Es sei schwierig, die Krise zu verstehen, sagte Schwab. Es gebe nicht nur die Subprime- und die Finanzkrise, sondern mehrere Krisen gleichzeitig. «Wir haben auch eine zyklische Krise.» Auch ohne Immobilien- und Finanzkrise hätte es einen Abschwung der Weltwirtschaft gegeben.
An der 39. Ausgabe des WEF vom 28. Januar bis 1. Februar werden insgesamt über 2500 Teilnehmer aus fast 100 Ländern erwartet. Mit dabei sind etwa der britische Premierminister Gorden Brown, die deutsche Bundeskanzlerin Angela Merkel, der israelische Präsident Shimon Peres, Russlands Ministerpräsident Wladimir Putin sowie der ukrainische Präsident Viktor Juschtschenko.
Daneben werden bekannte Persönlichkeiten wie der frühere US-Präsident Bill Clinton und dessen ehemaliger Vize Al Gore, der einstige britische Premierminister Tony Blair, UNO-Generalsekretär Ban Ki-Moon oder der norwegische Kronprinz Haakon erwartet. Die Schweizer Landesregierung wird durch Bundespräsident Hans-Rudolf Merz, die Bundesrätinnen Doris Leuthard und Micheline Calmy-Rey sowie Verkehrsminister Moritz Leuenberger vertreten.

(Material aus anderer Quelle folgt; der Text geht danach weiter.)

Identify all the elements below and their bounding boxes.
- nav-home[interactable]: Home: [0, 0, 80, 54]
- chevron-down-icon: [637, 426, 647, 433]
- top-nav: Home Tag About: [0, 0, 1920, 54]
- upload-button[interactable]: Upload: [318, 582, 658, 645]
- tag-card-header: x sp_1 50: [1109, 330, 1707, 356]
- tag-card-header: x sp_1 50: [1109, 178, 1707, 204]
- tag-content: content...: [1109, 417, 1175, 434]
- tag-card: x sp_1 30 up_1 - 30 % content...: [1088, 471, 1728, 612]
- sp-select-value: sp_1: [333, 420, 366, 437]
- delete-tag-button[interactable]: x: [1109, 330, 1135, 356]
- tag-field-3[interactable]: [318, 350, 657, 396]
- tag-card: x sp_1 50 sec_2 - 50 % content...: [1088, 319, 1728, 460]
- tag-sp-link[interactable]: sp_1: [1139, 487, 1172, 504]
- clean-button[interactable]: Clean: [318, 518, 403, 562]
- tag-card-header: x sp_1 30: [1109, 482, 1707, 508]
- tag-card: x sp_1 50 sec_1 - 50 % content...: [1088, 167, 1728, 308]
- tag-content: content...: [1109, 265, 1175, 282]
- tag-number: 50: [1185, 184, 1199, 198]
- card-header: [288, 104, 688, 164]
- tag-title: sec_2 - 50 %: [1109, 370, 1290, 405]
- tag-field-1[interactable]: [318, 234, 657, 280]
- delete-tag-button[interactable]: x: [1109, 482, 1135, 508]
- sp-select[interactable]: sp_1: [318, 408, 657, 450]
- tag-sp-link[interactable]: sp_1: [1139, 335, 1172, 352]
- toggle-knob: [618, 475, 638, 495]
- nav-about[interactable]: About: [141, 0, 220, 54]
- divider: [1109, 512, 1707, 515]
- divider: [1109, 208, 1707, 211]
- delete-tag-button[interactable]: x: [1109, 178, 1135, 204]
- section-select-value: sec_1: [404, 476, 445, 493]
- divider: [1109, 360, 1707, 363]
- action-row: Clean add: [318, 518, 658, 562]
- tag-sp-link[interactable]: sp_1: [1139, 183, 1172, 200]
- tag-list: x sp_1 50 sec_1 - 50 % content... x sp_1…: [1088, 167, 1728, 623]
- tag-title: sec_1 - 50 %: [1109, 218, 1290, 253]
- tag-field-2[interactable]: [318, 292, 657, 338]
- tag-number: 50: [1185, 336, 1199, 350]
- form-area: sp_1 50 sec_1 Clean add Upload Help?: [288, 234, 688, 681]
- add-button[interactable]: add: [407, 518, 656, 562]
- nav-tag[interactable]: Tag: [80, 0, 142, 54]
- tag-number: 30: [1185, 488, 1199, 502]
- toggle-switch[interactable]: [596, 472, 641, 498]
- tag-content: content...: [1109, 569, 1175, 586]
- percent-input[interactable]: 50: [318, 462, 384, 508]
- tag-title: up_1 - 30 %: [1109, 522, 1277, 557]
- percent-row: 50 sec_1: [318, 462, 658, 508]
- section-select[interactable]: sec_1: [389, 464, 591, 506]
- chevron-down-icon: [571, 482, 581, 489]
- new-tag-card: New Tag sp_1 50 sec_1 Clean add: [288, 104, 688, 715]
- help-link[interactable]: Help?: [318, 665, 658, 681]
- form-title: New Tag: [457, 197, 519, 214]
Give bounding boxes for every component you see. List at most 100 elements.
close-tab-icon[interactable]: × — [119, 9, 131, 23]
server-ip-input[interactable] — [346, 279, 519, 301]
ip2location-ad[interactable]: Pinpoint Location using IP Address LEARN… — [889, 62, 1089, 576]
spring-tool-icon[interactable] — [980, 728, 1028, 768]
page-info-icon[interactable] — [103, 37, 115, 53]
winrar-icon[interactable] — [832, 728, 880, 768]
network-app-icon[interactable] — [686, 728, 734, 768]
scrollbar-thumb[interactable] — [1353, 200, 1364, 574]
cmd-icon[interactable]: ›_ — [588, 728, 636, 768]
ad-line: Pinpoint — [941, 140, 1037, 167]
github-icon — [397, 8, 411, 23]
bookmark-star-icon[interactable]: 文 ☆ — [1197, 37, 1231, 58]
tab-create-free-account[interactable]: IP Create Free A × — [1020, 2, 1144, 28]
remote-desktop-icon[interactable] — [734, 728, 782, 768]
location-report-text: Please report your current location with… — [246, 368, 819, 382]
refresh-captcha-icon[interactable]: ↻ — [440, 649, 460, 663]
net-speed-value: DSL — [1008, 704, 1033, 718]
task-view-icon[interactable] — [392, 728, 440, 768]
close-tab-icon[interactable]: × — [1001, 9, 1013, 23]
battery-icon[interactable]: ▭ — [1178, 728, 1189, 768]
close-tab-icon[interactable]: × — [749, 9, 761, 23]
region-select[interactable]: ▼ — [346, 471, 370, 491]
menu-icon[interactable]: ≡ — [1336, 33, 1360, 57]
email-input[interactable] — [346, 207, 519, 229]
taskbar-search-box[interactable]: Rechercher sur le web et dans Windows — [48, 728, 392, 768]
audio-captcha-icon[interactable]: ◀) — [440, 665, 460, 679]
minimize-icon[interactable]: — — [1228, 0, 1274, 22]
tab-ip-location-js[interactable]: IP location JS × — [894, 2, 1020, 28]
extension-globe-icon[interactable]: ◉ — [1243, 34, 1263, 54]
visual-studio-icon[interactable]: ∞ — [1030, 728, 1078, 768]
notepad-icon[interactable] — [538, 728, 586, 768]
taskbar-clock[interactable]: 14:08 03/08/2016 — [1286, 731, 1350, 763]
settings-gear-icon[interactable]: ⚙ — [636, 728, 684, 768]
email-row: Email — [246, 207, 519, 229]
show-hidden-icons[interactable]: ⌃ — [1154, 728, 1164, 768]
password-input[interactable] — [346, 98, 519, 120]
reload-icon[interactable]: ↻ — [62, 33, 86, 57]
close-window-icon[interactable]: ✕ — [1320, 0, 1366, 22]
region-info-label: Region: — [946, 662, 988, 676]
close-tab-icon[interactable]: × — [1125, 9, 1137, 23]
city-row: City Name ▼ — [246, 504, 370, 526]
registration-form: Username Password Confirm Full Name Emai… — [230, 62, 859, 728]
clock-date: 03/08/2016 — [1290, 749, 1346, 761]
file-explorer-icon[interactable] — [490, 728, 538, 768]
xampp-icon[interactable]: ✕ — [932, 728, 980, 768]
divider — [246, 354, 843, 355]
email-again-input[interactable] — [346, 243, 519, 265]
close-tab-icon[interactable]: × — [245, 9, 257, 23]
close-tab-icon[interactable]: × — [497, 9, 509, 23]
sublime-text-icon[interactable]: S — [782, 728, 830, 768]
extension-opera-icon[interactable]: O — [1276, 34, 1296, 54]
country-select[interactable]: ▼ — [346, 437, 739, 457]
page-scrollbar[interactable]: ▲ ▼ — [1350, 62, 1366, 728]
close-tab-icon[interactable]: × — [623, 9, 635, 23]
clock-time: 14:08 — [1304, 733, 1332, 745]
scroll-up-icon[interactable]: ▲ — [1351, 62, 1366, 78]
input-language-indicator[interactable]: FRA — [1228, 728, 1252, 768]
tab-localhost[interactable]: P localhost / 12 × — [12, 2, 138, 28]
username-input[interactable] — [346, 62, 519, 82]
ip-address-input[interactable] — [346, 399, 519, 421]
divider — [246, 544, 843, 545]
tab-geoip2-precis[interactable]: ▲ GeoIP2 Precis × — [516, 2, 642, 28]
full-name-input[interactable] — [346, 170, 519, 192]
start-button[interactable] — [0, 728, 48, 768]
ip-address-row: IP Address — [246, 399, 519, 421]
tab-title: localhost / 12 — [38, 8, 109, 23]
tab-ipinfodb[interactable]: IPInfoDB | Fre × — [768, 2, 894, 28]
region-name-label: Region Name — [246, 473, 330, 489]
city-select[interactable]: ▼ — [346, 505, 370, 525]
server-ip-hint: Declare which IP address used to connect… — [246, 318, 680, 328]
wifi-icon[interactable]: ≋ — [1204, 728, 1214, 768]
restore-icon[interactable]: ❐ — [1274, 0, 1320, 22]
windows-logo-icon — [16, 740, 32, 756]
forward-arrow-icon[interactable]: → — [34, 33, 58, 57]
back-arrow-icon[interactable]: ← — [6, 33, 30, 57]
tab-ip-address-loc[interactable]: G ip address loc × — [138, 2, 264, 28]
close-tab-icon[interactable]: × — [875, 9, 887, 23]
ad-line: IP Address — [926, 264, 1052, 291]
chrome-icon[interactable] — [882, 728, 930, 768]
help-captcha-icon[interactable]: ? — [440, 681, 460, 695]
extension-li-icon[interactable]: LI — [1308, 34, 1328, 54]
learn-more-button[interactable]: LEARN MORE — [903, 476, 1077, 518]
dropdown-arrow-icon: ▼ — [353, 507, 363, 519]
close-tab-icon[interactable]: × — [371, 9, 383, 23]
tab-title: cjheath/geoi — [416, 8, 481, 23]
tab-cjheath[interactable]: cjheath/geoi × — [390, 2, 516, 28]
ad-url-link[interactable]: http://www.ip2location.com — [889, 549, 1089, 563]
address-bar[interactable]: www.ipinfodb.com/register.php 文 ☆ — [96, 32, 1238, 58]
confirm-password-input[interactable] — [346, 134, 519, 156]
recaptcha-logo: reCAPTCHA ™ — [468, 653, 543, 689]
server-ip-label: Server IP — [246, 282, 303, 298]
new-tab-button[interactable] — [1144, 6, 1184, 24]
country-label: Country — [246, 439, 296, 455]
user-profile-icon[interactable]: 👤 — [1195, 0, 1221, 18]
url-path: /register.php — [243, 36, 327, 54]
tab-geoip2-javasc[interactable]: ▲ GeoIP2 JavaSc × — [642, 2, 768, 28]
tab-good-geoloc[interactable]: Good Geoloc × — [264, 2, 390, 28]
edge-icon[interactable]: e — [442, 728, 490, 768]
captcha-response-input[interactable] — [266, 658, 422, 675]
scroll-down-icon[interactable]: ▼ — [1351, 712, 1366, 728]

Mehr als die Hälfte der Teilnehmer sind führende Wirtschaftskräfte von Spitzenunternehmen aus der ganzen Welt und aus allen Sektoren. Wie bereits im vergangenen Jahr kommt demnach Microsoft-Chef Bill Gates nach Davos. Daneben werden unter anderem Larry Page, einer der Google Gründer, Deutsche-Bank-Chef Josef Ackermann sowie die Konzernchefs von Audi, British Airways, Coca-Cola und Pepsi erwartet.
Aus der Schweiz stehen unter anderem UBS-Konzernchef Marcel Rohner, Brady Dougan von der CS, Daniel Vasella von Novartis, Swiss-Chef Christoph Franz sowie die Nestle-Spitze Paul Bulcke und Peter Brabeck-Lemathe auf der Liste.
(ap/sda/buet)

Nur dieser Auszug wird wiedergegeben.